La huitième édition de la Biennale de Lubumbashi, inaugurée le 24 octobre dernier, a choisi de se pencher sur la question de la toxicité sous toutes ses formes, notamment celle liée à l’exploitation minière, et son impact sur la population congolaise. Cette thématique a pour objectif de sensibiliser et d’attirer l’attention sur une réalité préoccupante.
Ce sujet a particulièrement inspiré Jenny Munyongamayi, artiste slameuse de Lubumbashi, qui a conçu une œuvre unique intitulée "Slam augmenté". Il s'agit d'une installation immersive tridimensionnelle, combinant son, images et textes. Les visiteurs sont plongés dans une expérience multisensorielle grâce à des casques audio suspendus au plafond, une projection vidéo sur les murs, et des textes affichés pour une meilleure compréhension.
« J’ai intégré ces trois éléments pour renforcer l’impact de l’œuvre. Les textes projetés touchent la réflexion, le son des casques suscite l’émotion, et la vidéo permet une synchronisation globale de l’expérience », a expliqué Jenny Munyongamayi à ACTUALITE.CD.
Cette installation, ouverte au public jusqu’au 30 novembre, marque une première expérience pour l’artiste dans le domaine des installations sonores et visuelles. Elle participe également pour la première fois en tant qu’artiste à la Biennale de Lubumbashi.
« Une première expérience comporte toujours des moments intenses, mais j’ai surtout vécu de beaux instants. De nombreux curieux sont venus découvrir l’œuvre et rencontrer son auteure. Cela valait la peine de présenter le slam sous une autre forme », a confié Jenny Munyongamayi.
Une démarche scientifique et engagée
Au-delà de la créativité artistique, Jenny Munyongamayi a mené un travail de terrain aussi bien scientifique que journalistique pour documenter l’impact de la toxicité minière. Elle s’est rendue dans les quartiers proches de l’entreprise minière Ruashi Mining pour observer les effets de cette activité sur les populations, notamment les femmes et les enfants.
« J’ai exploré la toxicité en examinant comment elle affecte les femmes et les enfants à travers l’engrais, les radiations et la pollution minière.
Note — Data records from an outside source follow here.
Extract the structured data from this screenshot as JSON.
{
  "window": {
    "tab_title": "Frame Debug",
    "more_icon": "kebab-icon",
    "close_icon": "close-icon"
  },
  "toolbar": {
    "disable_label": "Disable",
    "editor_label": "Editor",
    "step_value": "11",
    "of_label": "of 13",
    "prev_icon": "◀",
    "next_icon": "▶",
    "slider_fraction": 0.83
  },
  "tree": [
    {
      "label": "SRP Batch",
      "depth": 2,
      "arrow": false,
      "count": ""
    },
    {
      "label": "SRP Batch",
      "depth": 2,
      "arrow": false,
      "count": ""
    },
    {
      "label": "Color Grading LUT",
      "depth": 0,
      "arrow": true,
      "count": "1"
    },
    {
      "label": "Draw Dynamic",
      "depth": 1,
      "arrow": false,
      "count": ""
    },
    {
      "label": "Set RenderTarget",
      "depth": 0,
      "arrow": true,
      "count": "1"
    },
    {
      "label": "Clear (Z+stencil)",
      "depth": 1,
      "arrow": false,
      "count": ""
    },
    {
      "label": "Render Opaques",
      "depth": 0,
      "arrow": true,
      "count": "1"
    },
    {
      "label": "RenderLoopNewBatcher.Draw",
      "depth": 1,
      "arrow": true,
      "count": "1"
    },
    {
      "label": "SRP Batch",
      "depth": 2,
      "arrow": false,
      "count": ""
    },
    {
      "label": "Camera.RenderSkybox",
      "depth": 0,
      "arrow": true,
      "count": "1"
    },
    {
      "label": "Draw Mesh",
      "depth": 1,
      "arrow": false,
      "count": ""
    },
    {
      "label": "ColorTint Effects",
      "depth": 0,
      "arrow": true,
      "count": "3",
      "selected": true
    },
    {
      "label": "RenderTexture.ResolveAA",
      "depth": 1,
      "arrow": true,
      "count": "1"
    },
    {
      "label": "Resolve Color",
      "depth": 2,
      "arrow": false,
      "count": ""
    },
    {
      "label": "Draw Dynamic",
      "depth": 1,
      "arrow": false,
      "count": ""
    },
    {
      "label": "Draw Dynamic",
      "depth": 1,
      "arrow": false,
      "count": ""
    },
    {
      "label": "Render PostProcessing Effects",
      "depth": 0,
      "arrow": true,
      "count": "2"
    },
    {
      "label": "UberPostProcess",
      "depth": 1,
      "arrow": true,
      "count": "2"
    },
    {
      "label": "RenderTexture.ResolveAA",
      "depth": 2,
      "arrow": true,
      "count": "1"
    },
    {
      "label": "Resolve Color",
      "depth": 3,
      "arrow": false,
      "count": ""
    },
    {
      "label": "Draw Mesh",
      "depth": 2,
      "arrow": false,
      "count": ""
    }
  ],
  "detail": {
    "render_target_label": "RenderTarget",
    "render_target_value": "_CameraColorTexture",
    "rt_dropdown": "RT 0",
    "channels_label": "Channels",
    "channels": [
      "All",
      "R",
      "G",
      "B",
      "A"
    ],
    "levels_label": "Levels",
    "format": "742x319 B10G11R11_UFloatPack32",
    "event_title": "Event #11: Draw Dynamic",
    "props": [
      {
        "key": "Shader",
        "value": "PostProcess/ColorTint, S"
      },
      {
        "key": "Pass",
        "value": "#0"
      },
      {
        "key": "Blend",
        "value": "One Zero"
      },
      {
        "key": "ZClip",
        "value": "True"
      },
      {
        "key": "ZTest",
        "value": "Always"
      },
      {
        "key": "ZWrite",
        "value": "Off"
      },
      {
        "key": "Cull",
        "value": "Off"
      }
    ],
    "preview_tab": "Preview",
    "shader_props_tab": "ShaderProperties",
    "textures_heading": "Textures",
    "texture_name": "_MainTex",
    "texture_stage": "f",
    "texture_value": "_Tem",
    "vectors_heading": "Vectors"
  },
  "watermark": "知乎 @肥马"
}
Sur le terrain, j’ai pu constater à quel point les habitants subissent ces effets. Dans certains quartiers, les habitants semblent ne plus avoir une peau normale », a témoigné l’artiste.
Jenny a également visité les cliniques universitaires de Lubumbashi, où elle a observé un grand nombre d’enfants atteints de cancer, souvent liés à une exposition prolongée à l’exploitation minière.
La toxicité, définie comme la capacité d'une substance à nuire à un organisme vivant, peut causer divers effets, allant d’irritations mineures à des maladies graves, en fonction de la dose et de la voie d’exposition.
Un projet artistique entre art et science
La Biennale de Lubumbashi, qui se déroule dans le chef-lieu de la province du Haut-Katanga, adopte une démarche alliant art et science. Des ateliers, conférences et échanges animent cette huitième édition, avec la participation d’artistes venus de Kinshasa, Goma, Kisangani, du Katanga et de l’international, qui présentent des œuvres explorant des thèmes sociaux et environnementaux.
Jenny Munyongamayi, fidèle à son engagement artistique inspiré par les réalités sociales, espère continuer à utiliser le slam pour sensibiliser le public à des problématiques cruciales. « Si quelque chose mérite que ma plume coule, alors je la laisse couler », a-t-elle déclaré, partageant également que ses moments d’inspiration viennent souvent pendant qu’elle effectue des tâches ménagères.